Re: Transparent Content Negotiation & Search Engine Indexation.

On Fri, 5 Jan 2001, Vincent-Olivier Arsenault wrote:

> Hi all,
> 
> This message has been posted to the w3's list and to the technical support 
> for different major search engines. Please reply to the list (I will commit 
> the messages send only to me).
> 
> Simply put, let say that http://www.name.com is a pointer to 8 different 
> document (4 locales: en-us, en-ca, fr-ca, es-us. 2 document type: html, wml).
> 
> There is no translation, the content for the locales is COMPLETELY unrelated.
> 
> There is a link to switch to the 3 other locales on all the pages (both wml 
> and html).
> 
> The transparent content negotiation is based on the accept* and the 
> user-agent HTTP headers.
> 
> If there is no match in the available permutations (locales x dtd), or if 
> there is nothing specified, the default locale is en-us and the default DTD 
> is html.
> 
> Here are my questions:
> 
> Q1: Does the indexing robots make use of the content negotiation parameters 
> (http headers)? If so, in what way?
> 
> Q2: Does the search engines return result URIs from documents that were 
> obtained with a robot using content negotiation parameters (http headers) 
> that match those of the user?
> ie: Would a spanish user get http://www.name.com  (not 
> http://www.name.com/index.es.html, the link to the spanish section from 
> other locales) for keywords on the spanish version?

I am not a robot author but I did work on content negotiation standards.
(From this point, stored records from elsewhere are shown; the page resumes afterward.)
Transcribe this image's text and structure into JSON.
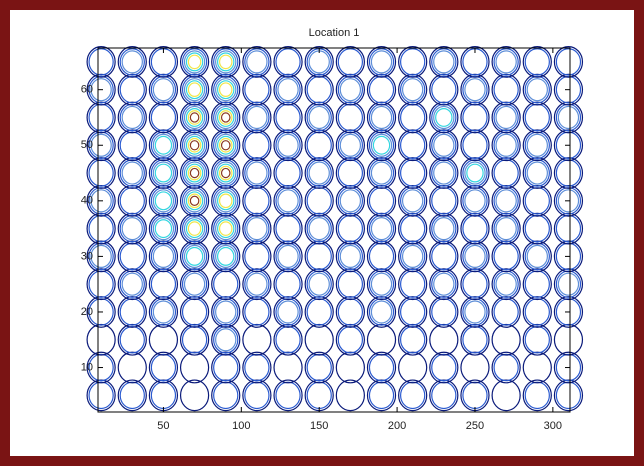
{
  "chart_data": {
    "type": "contour",
    "title": "Location 1",
    "x": [
      10,
      30,
      50,
      70,
      90,
      110,
      130,
      150,
      170,
      190,
      210,
      230,
      250,
      270,
      290,
      310
    ],
    "y": [
      5,
      10,
      15,
      20,
      25,
      30,
      35,
      40,
      45,
      50,
      55,
      60,
      65
    ],
    "z": [
      [
        2,
        2,
        2,
        1,
        2,
        2,
        2,
        2,
        1,
        2,
        2,
        2,
        2,
        1,
        2,
        2
      ],
      [
        2,
        1,
        2,
        1,
        2,
        2,
        1,
        2,
        1,
        2,
        1,
        2,
        1,
        2,
        1,
        2
      ],
      [
        1,
        2,
        1,
        2,
        3,
        1,
        2,
        1,
        2,
        1,
        2,
        1,
        2,
        1,
        2,
        1
      ],
      [
        2,
        2,
        3,
        2,
        3,
        2,
        3,
        2,
        2,
        3,
        2,
        2,
        3,
        2,
        2,
        2
      ],
      [
        2,
        3,
        2,
        3,
        2,
        3,
        2,
        3,
        2,
        3,
        2,
        3,
        2,
        3,
        2,
        3
      ],
      [
        3,
        2,
        3,
        4,
        4,
        2,
        3,
        2,
        3,
        2,
        3,
        2,
        3,
        2,
        3,
        2
      ],
      [
        2,
        3,
        4,
        5,
        5,
        3,
        2,
        3,
        2,
        3,
        2,
        3,
        2,
        3,
        2,
        2
      ],
      [
        3,
        2,
        4,
        6,
        5,
        2,
        3,
        2,
        3,
        2,
        3,
        2,
        3,
        3,
        2,
        3
      ],
      [
        2,
        3,
        4,
        6,
        6,
        3,
        2,
        3,
        2,
        3,
        2,
        3,
        4,
        2,
        3,
        2
      ],
      [
        3,
        2,
        4,
        6,
        6,
        2,
        3,
        2,
        3,
        4,
        2,
        3,
        2,
        3,
        3,
        2
      ],
      [
        2,
        3,
        2,
        6,
        6,
        3,
        2,
        3,
        2,
        3,
        2,
        4,
        2,
        3,
        2,
        3
      ],
      [
        3,
        2,
        3,
        5,
        5,
        2,
        3,
        2,
        3,
        2,
        3,
        2,
        3,
        2,
        3,
        2
      ],
      [
        2,
        3,
        2,
        5,
        5,
        3,
        2,
        3,
        2,
        3,
        2,
        3,
        2,
        3,
        2,
        2
      ]
    ],
    "levels": [
      1,
      2,
      3,
      4,
      5,
      6
    ],
    "level_colors": [
      "#0a1a7a",
      "#2a5ad0",
      "#5f8fd8",
      "#33d6e0",
      "#f0e64a",
      "#8a3a20"
    ],
    "xlim": [
      8,
      311
    ],
    "ylim": [
      2,
      67.5
    ],
    "xticks": [
      50,
      100,
      150,
      200,
      250,
      300
    ],
    "yticks": [
      10,
      20,
      30,
      40,
      50,
      60
    ]
  }
}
For Q1, my guess here is that robots do not currently use much of the
content negotiation parameters, if at all. Negotiation can be done at the
server in many ways, and in general there is no reliable way in which a
robot could make sense of all cases. The transparent content negotiation
specification does have a mechanism (the Alternates response header) which
would allow a robot to learn a lot about the structure of the negotiated
content, but servers will not always produce this header.  If negotiation
is done with mod_negotiation in newer version of Apache, the robot *can*
get the Alternates header if it wants to, I don't know if any current
robots use this facility.  Mod_negotiation does not currently support
user-agent header based negotiation so for many advanced cases of
negotiation I expect there is still a lot of hand-coding in servers,
without the option of getting an alternates header. All in all my answer
to Q2 is: the engine will probably return the link to the spanish section,
not the http://www.name.com link.

> 
> thanks,
> 
> vincent

Koen.

Received on Tuesday, 9 January 2001 05:51:48 UTC